I recently received another new Bible, so I started diving into the study of the H Spirit, of tongues, and of those thing directly connected -- even though I have not yet retired. I am using many of the things I have read here to supplement my study, in order to know what the questions are. I want to KNOW the answers!

I am certain that the scripture "seek and you shall find" will be fulfilled in your case. You have a genuine passion for finding the truth about these things, and God will certainly honour that!

I found it very sad, when I first read it and said nothing, that someone, apparently writing of my desire to know the truth, wrote, "Ever learning but never coming to the knowledge of the truth." My dear, whomever wrote that, that smacked of ignorance. So sad.

What nonsense! You can see how old I am, and I have never stopped learning. The more I learn the more I feel I need to learn. I love discovering new aspect of the truth that I can put into practice. At the age of 63 I decided to buy every book on divine healing and spiritual warfare I could get my hands on. What an amazing time I had reading all those books. I learned a whole lot of new things about both those areas that I didn't know before. That person has misquoted the scripture. The scripture is speaking of those people who a limiting themselves to a theoretical study of the things of God, but never discovering Christ as their Saviour.

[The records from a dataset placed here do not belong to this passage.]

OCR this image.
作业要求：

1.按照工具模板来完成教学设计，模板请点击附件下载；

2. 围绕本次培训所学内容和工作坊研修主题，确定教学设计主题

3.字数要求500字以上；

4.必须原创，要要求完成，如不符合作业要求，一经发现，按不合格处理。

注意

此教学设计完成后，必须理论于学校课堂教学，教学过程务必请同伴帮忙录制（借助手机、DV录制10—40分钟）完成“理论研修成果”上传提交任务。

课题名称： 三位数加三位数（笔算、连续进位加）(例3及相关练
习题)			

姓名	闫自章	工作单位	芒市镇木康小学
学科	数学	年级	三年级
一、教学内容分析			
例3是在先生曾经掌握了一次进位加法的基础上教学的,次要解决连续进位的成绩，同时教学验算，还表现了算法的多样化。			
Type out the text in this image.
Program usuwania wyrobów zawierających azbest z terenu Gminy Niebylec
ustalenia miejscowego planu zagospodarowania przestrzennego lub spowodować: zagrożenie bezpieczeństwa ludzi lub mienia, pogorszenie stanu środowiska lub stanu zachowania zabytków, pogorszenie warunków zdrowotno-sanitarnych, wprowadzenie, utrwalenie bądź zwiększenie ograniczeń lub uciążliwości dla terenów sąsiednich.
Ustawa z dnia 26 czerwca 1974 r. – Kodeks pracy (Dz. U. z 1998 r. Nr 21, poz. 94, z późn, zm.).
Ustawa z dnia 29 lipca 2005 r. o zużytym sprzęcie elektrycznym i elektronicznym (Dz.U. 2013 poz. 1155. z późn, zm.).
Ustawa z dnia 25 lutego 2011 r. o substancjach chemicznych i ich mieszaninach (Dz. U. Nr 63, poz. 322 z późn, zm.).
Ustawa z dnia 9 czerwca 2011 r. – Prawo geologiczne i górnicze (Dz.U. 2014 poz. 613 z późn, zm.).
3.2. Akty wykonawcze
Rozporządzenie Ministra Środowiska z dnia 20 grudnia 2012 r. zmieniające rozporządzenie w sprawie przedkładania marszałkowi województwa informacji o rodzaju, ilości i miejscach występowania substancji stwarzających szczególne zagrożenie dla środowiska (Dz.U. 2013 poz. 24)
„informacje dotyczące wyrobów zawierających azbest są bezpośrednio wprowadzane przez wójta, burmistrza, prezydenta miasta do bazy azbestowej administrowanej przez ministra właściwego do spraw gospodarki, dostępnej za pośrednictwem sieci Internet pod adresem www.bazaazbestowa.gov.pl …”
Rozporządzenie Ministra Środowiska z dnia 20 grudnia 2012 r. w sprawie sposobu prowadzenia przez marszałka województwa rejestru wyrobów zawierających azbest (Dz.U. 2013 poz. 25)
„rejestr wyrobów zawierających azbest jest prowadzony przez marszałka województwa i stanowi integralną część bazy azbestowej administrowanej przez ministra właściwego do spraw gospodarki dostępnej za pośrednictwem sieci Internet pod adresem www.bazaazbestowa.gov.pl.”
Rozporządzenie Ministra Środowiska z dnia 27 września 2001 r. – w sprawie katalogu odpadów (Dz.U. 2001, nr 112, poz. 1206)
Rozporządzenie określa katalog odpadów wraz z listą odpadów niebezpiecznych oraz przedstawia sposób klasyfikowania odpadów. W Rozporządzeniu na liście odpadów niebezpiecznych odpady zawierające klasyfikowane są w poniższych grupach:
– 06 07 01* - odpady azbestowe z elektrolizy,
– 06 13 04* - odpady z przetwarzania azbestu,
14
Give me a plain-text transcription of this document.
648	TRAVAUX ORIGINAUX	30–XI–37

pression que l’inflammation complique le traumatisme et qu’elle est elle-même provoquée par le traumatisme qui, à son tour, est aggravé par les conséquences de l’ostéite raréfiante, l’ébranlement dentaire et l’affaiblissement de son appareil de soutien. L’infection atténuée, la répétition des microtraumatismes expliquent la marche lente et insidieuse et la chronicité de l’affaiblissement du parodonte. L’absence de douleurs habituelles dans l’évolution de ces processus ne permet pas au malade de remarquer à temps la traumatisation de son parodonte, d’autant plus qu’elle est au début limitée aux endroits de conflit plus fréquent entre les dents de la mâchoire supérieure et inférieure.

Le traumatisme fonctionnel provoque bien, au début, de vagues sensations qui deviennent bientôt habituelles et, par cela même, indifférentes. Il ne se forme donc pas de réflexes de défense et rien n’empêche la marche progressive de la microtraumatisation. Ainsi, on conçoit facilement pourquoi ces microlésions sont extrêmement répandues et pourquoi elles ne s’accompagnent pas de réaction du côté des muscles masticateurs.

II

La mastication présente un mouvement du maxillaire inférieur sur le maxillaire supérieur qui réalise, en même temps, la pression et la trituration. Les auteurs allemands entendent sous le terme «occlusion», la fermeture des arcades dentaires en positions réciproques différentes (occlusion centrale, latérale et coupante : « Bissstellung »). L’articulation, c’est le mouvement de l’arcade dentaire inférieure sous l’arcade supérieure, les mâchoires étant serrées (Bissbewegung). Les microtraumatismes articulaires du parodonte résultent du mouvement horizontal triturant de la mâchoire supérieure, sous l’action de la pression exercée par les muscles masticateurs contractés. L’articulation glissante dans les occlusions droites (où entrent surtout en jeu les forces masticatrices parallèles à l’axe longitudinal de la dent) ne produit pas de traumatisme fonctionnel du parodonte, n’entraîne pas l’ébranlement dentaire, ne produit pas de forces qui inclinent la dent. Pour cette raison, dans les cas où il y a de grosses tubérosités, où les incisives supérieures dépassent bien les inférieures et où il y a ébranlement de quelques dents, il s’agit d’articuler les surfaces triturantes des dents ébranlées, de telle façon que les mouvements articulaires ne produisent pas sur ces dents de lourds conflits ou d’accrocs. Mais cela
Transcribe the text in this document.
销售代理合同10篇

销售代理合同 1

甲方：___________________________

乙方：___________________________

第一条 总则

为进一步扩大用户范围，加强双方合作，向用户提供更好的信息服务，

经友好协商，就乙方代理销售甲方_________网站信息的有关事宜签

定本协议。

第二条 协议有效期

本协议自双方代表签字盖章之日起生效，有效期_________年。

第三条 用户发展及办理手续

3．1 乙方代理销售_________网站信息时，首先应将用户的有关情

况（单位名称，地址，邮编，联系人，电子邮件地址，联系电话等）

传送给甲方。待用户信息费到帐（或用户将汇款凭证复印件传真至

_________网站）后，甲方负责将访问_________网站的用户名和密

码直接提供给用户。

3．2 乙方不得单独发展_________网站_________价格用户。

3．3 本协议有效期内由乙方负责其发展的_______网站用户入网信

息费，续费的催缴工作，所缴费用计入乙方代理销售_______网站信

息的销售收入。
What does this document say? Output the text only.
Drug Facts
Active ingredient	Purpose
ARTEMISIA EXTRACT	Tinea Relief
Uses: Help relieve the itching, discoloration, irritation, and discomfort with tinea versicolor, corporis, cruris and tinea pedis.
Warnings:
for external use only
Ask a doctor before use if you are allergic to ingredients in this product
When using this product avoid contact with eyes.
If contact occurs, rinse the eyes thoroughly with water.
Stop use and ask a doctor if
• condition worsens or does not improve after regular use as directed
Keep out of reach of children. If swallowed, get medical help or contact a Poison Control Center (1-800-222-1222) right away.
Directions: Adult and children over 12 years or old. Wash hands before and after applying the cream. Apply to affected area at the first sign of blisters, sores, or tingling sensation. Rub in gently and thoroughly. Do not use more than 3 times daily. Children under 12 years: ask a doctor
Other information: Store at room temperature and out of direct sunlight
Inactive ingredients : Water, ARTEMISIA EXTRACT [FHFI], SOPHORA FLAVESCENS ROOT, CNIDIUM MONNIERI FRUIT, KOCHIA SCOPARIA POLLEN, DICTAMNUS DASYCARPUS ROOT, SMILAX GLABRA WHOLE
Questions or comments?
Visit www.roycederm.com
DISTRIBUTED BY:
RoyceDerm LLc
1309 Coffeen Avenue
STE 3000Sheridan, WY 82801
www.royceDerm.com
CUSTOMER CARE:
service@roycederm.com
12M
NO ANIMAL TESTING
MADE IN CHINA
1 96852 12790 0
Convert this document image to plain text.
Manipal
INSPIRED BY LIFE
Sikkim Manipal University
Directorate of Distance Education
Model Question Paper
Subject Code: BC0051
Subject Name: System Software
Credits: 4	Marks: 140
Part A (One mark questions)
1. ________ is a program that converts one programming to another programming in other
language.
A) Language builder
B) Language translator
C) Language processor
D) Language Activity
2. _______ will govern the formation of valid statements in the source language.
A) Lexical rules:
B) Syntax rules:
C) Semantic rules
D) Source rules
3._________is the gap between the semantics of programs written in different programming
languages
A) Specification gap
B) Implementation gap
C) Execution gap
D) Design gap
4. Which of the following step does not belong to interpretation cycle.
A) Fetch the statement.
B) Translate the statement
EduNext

We come to Christ not by academic study (which is great in its place), but by coming to Christ in faith for the forgiveness of sins and the new birth. But Paul says "study to show yourselves approved of God." This means that we have to have a learning spirit and not think that we have arrived and have nothing further to learn. Keep studying, reaching out for more knowledge of the things of God, and you will reap the good things from what you sow. I am doing a MDiv at my age! And loving every minute of it. I am studying and learning because I know the truth, and I want to find more ways of applying it for my own life and to be able to bless others.